• Comment que ça marche bis ?

Passons aux performances en jeu avec la grosse bertha. Nous utilisons une RTX 2080 Ti, soit la carte gaming la plus performante pour l'heure, afin de vérifier les impacts sur les images par seconde que pouvaient avoir le DLSS et le Raytracing. Nous vous invitons à relire le passage sur le DLSS, qui n'a réellement de sens que pour toute définition supérieure au Full HD pour ce type de GPU, il n'est d'ailleurs pas activable pour le 1920x1080.

 

• 1920x1080

Voyons donc ce graphique qui réunit tous les cas de figure, comme vous l'avez compris il n'y aura pas de DLSS ici, seulement du SMAA qualitatif et le TAA en filtre de post-process moins gourmand mais aussi moins précis.

 

 

Le SMAA a un impact plus important que le TAA, c'est surtout avec le RT en élevé et en ultra que le fossé se creuse un peu plus, sans que ça ne soit abyssal pour autant. 5 à 7 ips ça peut jouer, mais franchement invisible en Full HD vu le niveau respectif atteint. Quant au RT, moyen ou pas de RT donnent des résultats proches, ce qui peut se comprendre en regardant notre comparatif visuel dans les chapitres précédents, RT Elevé ou Ultra cassent plus les perfs, mais ont un rendu très proche tout comme leur framerate respectif.

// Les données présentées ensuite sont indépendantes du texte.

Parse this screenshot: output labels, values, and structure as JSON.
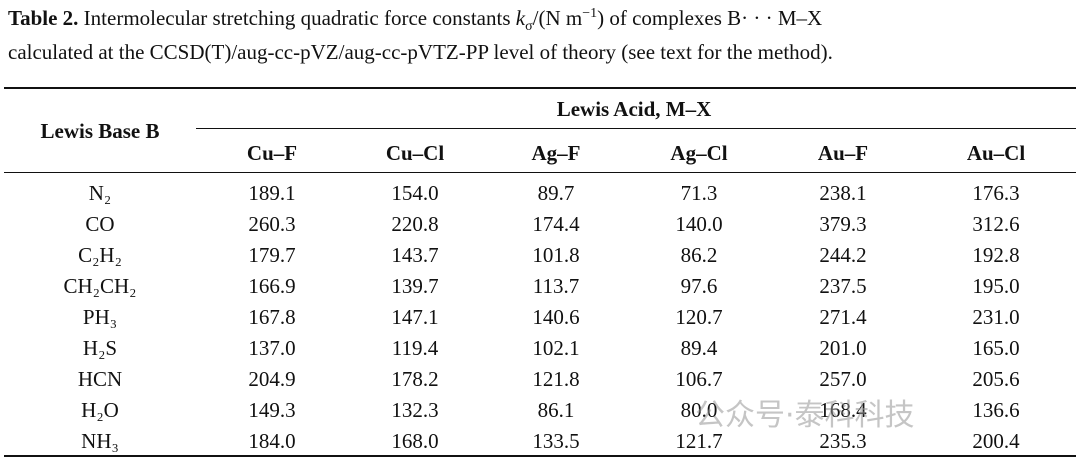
{
  "caption": {
    "label": "Table 2.",
    "parts": [
      "Intermolecular stretching quadratic force constants ",
      "k",
      "σ",
      "/(N m",
      "−1",
      ") of complexes B· · · M–X",
      "calculated at the CCSD(T)/aug-cc-pVZ/aug-cc-pVTZ-PP level of theory (see text for the method)."
    ]
  },
  "table": {
    "row_header": "Lewis Base B",
    "group_header": "Lewis Acid, M–X",
    "columns": [
      "Cu–F",
      "Cu–Cl",
      "Ag–F",
      "Ag–Cl",
      "Au–F",
      "Au–Cl"
    ],
    "rows": [
      [
        "N₂",
        "189.1",
        "154.0",
        "89.7",
        "71.3",
        "238.1",
        "176.3"
      ],
      [
        "CO",
        "260.3",
        "220.8",
        "174.4",
        "140.0",
        "379.3",
        "312.6"
      ],
      [
        "C₂H₂",
        "179.7",
        "143.7",
        "101.8",
        "86.2",
        "244.2",
        "192.8"
      ],
      [
        "CH₂CH₂",
        "166.9",
        "139.7",
        "113.7",
        "97.6",
        "237.5",
        "195.0"
      ],
      [
        "PH₃",
        "167.8",
        "147.1",
        "140.6",
        "120.7",
        "271.4",
        "231.0"
      ],
      [
        "H₂S",
        "137.0",
        "119.4",
        "102.1",
        "89.4",
        "201.0",
        "165.0"
      ],
      [
        "HCN",
        "204.9",
        "178.2",
        "121.8",
        "106.7",
        "257.0",
        "205.6"
      ],
      [
        "H₂O",
        "149.3",
        "132.3",
        "86.1",
        "80.0",
        "168.4",
        "136.6"
      ],
      [
        "NH₃",
        "184.0",
        "168.0",
        "133.5",
        "121.7",
        "235.3",
        "200.4"
      ]
    ]
  },
  "watermark": {
    "text": "公众号·泰科科技"
  }
}
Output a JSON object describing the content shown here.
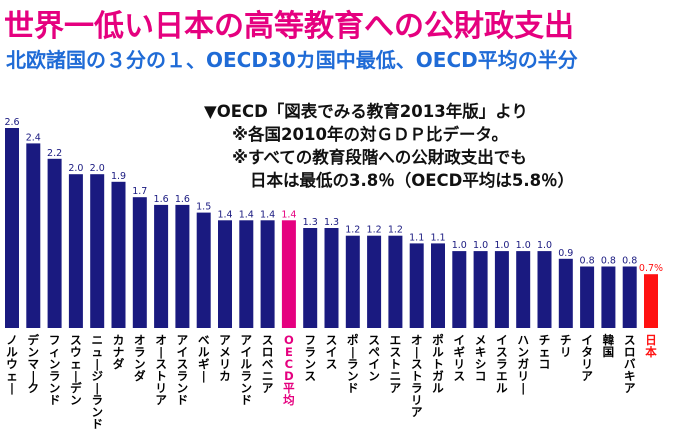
{
  "title": "世界一低い日本の高等教育への公財政支出",
  "subtitle": "北欧諸国の３分の１、OECD30カ国中最低、OECD平均の半分",
  "notes": [
    "▼OECD「図表でみる教育2013年版」より",
    "※各国2010年の対ＧＤＰ比データ。",
    "※すべての教育段階への公財政支出でも",
    "日本は最低の3.8％（OECD平均は5.8％）"
  ],
  "colors": {
    "bar": "#1a1a80",
    "oecd_bar": "#e5007f",
    "japan_bar": "#ff1111",
    "title": "#e5007f",
    "subtitle": "#1f6bd6"
  },
  "chart_data": {
    "type": "bar",
    "categories": [
      "ノルウェー",
      "デンマーク",
      "フィンランド",
      "スウェーデン",
      "ニュージーランド",
      "カナダ",
      "オランダ",
      "オーストリア",
      "アイスランド",
      "ベルギー",
      "アメリカ",
      "アイルランド",
      "スロベニア",
      "OECD平均",
      "フランス",
      "スイス",
      "ポーランド",
      "スペイン",
      "エストニア",
      "オーストラリア",
      "ポルトガル",
      "イギリス",
      "メキシコ",
      "イスラエル",
      "ハンガリー",
      "チェコ",
      "チリ",
      "イタリア",
      "韓国",
      "スロバキア",
      "日本"
    ],
    "values": [
      2.6,
      2.4,
      2.2,
      2.0,
      2.0,
      1.9,
      1.7,
      1.6,
      1.6,
      1.5,
      1.4,
      1.4,
      1.4,
      1.4,
      1.3,
      1.3,
      1.2,
      1.2,
      1.2,
      1.1,
      1.1,
      1.0,
      1.0,
      1.0,
      1.0,
      1.0,
      0.9,
      0.8,
      0.8,
      0.8,
      0.7
    ],
    "value_labels": [
      "2.6",
      "2.4",
      "2.2",
      "2.0",
      "2.0",
      "1.9",
      "1.7",
      "1.6",
      "1.6",
      "1.5",
      "1.4",
      "1.4",
      "1.4",
      "1.4",
      "1.3",
      "1.3",
      "1.2",
      "1.2",
      "1.2",
      "1.1",
      "1.1",
      "1.0",
      "1.0",
      "1.0",
      "1.0",
      "1.0",
      "0.9",
      "0.8",
      "0.8",
      "0.8",
      "0.7%"
    ],
    "highlight": {
      "OECD平均": "oecd",
      "日本": "japan"
    },
    "ylim": [
      0,
      2.6
    ],
    "xlabel": "",
    "ylabel": "",
    "grid": false,
    "legend": "none"
  }
}
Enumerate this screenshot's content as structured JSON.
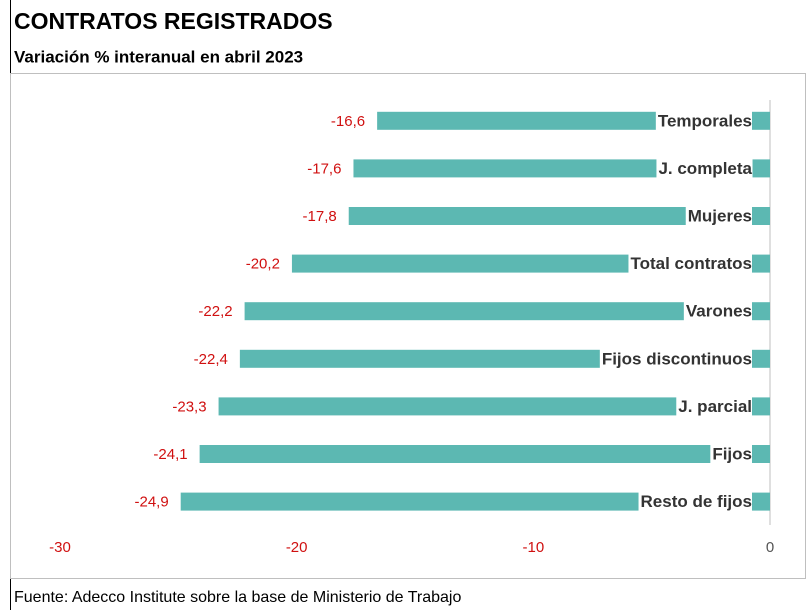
{
  "chart_data": {
    "type": "barh",
    "title": "CONTRATOS REGISTRADOS",
    "subtitle": "Variación % interanual en abril 2023",
    "source": "Fuente: Adecco Institute sobre la base de Ministerio de Trabajo",
    "categories": [
      "Temporales",
      "J. completa",
      "Mujeres",
      "Total contratos",
      "Varones",
      "Fijos discontinuos",
      "J. parcial",
      "Fijos",
      "Resto de fijos"
    ],
    "values": [
      -16.6,
      -17.6,
      -17.8,
      -20.2,
      -22.2,
      -22.4,
      -23.3,
      -24.1,
      -24.9
    ],
    "value_labels": [
      "-16,6",
      "-17,6",
      "-17,8",
      "-20,2",
      "-22,2",
      "-22,4",
      "-23,3",
      "-24,1",
      "-24,9"
    ],
    "color": "#5cb8b2",
    "xlim": [
      -30,
      0
    ],
    "xticks": [
      -30,
      -20,
      -10,
      0
    ]
  }
}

Le rendu proche est là aussi visible sur notre slide customisé CDH

 

• 2560x1440

On monte d'un cran avec le WQHD, soit 70% de pixels en plus que le Full HD. Notons ici l'arrivée du DLSS. Regardons ce que ça donne.

 

 

En regardant les AA par ligne, le DLSS apporte du mieux face au SMAA et TAA, mais c'est en présence de RT que la différence se fait vraiment. Toutefois, ça reste peu violent, le DLSS n'apporte pas grand chose dans cette définition, vu le rendu du SMAA, on peut sans hésiter basculer sur ce mode  y compris avec RT Ultra. Ce n'est donc pas dans ce mode que le DLSS convaincra de son utilité, encore une fois logique vu son mode opératoire.

 

• 3840x2160

Dernier graphique de notre article, il est réalisé dans les mêmes conditions que les deux autres, avec DLSS et surtout avec une définition qui de base est très difficile pour les GPU

 

 

Sur ces chiffres, le DLSS montre toute l'étendue de son intérêt, et il se manifeste en UHD. Si vous jouez en deçà, il ne servira pas à grand chose, les AA classiques seront suffisants pour ne pas castrer les perfs et assurer un rendu plus agréable. Si on ajoute le RT, on se rend compte qu'on conserve un taux d'images par seconde bien assez élevé pour ne pas sentir la violence de l'UHD qui affiche 4x plus de pixels que le Full HD. Bien entendu, un écran à rafraîchissement variable et LFC serait un plus pour conserver une expérience de jeu impeccable. Pour ce qui est du RT, on distingue toujours les deux groupes donnant des résultats proches : 0RT et RT Moyen d'un côté, RT Elevé et Ultra de l'autre.